Forever Young could also have benefited from another round of editing and fact-checking. There are a number of errors in the book, from Collins’s foreword that refers to Young as the commander of Apollo 15 (instead of 16) to a reference to “the LM’s entire three-legged landing gear” (the lunar module had four legs) to incorrect dates. Other sections may simply be dated: at the end of the chapter about the approach and landing tests performed by the orbiter Enterprise, he says that, once the Smithsonian gets the retired shuttle Discovery, Enterprise might be loaned out to other museums.
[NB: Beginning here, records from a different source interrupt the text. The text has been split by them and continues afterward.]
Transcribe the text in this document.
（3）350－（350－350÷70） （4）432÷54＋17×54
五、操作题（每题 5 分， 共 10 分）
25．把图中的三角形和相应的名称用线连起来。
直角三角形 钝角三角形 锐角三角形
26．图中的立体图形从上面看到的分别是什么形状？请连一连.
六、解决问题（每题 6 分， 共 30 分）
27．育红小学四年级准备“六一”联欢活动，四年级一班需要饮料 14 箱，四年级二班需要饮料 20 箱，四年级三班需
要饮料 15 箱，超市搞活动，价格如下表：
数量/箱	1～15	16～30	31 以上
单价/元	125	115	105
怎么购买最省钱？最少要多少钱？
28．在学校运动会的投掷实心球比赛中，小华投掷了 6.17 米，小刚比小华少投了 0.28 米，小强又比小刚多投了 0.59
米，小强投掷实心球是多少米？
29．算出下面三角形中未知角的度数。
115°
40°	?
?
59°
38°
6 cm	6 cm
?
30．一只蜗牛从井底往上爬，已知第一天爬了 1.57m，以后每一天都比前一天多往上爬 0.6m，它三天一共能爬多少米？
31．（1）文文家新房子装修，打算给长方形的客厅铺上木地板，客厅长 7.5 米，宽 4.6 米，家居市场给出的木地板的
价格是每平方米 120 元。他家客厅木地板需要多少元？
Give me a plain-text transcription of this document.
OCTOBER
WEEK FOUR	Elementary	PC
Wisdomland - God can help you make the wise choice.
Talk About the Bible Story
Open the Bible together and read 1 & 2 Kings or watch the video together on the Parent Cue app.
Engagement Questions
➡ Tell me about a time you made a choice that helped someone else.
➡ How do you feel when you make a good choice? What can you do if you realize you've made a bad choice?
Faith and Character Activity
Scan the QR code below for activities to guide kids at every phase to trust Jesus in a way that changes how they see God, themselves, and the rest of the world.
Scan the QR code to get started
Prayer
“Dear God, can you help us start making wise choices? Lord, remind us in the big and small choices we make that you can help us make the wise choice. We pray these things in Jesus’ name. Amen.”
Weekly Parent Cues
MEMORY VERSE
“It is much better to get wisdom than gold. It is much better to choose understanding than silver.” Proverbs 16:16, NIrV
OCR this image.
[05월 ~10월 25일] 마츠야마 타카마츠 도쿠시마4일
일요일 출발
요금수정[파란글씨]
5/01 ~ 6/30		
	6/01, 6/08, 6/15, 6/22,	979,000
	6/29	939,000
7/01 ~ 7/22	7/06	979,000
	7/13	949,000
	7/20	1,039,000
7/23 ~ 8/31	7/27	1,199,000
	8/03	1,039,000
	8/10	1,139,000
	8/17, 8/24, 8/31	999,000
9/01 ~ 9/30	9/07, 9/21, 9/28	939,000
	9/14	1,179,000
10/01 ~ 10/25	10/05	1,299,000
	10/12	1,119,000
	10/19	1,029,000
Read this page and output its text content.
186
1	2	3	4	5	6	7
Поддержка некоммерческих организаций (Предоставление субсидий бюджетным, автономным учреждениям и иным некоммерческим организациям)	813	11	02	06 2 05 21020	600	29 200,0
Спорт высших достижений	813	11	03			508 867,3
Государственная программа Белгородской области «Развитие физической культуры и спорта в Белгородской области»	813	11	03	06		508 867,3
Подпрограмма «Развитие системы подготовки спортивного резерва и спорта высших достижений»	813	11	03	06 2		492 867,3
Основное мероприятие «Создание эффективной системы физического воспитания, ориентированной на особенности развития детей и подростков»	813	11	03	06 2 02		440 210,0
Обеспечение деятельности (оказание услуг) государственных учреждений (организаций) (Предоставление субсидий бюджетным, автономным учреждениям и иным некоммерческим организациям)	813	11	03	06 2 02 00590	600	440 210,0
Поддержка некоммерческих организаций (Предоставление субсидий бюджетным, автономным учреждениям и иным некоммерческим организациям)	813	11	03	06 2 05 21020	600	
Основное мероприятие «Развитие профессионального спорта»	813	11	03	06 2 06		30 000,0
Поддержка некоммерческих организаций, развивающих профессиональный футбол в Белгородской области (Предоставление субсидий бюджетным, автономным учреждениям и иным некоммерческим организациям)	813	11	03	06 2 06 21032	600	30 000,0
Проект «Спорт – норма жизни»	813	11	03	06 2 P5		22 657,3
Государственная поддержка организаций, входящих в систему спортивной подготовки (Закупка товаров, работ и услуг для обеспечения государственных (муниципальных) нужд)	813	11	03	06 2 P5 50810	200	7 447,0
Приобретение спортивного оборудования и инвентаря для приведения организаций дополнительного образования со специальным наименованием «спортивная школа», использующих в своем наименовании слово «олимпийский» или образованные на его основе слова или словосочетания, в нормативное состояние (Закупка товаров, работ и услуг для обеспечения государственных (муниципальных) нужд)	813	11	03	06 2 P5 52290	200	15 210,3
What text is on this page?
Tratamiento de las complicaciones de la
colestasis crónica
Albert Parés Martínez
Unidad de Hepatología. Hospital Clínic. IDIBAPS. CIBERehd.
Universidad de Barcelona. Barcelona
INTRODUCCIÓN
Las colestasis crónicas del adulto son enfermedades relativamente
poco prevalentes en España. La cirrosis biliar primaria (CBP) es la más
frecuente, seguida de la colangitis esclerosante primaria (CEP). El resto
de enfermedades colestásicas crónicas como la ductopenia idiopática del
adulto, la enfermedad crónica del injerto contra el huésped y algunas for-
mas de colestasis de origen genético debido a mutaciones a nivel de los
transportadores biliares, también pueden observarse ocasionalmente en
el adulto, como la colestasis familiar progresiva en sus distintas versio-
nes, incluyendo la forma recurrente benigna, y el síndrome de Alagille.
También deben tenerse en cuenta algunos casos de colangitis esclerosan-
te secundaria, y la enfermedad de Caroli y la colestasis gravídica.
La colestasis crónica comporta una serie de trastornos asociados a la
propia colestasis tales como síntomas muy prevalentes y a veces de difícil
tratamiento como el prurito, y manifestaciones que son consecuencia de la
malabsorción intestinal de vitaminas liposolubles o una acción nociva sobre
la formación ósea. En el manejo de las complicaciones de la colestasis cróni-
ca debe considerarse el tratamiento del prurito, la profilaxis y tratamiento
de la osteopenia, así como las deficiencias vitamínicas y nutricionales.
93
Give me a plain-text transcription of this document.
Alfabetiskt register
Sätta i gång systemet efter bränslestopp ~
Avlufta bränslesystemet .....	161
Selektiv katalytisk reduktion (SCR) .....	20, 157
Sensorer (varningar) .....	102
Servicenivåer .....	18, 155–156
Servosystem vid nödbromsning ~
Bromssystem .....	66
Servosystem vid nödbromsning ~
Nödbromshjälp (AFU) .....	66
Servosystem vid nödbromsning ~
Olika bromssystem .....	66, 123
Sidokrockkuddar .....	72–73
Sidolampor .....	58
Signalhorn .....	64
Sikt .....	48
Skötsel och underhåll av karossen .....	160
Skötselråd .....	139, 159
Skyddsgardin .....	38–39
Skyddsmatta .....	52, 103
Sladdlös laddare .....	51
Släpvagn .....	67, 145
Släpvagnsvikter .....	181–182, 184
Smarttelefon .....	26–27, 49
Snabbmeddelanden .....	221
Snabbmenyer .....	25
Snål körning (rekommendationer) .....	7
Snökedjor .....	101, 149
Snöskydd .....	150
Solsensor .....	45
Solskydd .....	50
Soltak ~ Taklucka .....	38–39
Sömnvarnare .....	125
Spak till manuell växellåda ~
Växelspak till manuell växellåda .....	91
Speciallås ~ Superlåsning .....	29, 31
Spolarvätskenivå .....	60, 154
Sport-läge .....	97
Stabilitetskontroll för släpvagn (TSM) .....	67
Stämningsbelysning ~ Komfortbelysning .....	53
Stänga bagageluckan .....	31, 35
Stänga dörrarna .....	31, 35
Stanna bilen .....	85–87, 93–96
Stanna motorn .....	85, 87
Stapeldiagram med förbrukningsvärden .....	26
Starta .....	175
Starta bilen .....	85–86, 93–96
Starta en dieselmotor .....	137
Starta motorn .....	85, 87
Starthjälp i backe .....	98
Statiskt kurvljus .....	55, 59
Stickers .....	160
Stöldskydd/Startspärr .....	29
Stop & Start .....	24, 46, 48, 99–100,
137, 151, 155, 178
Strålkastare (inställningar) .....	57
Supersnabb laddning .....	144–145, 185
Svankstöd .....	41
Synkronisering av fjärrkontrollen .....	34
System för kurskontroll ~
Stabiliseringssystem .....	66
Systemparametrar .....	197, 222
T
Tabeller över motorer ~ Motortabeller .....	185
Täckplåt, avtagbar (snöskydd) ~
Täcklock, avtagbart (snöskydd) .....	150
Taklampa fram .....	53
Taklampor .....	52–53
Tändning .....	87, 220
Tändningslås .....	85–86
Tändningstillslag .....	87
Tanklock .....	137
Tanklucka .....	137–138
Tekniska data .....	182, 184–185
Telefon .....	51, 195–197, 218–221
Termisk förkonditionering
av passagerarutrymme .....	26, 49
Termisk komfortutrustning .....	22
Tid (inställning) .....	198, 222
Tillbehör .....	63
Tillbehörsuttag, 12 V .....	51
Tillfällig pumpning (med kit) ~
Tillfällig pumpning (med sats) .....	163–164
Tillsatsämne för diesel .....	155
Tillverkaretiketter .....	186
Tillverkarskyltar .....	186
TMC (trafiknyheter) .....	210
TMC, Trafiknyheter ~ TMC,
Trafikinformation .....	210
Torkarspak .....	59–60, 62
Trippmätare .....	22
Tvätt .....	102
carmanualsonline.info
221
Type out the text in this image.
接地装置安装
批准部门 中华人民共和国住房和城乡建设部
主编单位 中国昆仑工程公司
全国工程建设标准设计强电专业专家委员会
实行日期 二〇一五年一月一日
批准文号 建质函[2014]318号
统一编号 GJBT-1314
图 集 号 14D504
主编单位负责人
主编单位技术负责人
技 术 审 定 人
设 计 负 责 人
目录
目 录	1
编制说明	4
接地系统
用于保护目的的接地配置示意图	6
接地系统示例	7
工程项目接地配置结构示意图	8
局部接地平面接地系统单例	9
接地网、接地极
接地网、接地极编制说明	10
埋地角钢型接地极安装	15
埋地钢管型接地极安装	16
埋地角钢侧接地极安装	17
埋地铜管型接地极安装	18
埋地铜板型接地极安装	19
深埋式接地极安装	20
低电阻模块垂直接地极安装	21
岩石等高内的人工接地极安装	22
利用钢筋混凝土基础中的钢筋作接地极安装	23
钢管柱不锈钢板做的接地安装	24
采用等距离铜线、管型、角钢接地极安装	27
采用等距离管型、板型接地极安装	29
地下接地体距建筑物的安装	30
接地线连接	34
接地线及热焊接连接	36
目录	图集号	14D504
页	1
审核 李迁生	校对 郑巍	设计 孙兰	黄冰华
In fact, Enterprise has already been delivered to its new home, the Intrepid Sea-Air-Space Museum in New York, a decision made a year and a half ago.
In the epilogue to Forever Young, Young offers a spirited defense of the Bush Administration’s Vision for Space Exploration and how NASA implemented it under Griffin—although he was concerned that the Orion spacecraft was too heavy to be launched by Ares 1—and a criticism of the plan’s abandonment by the Obama Administration in 2010. Young clearly believes that the US should return to the Moon, for purposes ranging from planetary defense to development of lunar-based solar power, but like much of the advice and recommendations in his past memos, he seems resigned to the conclusion that his recommendations won’t be heeded, at least any time soon (elsewhere in the book, he says he believes the next people to walk on the Moon will be Chinese.) Despite the book’s flaws, one will likely agree after reading it that Young was indeed an unusual and unique individual who played a key role in NASA’s human spaceflight program over several decades.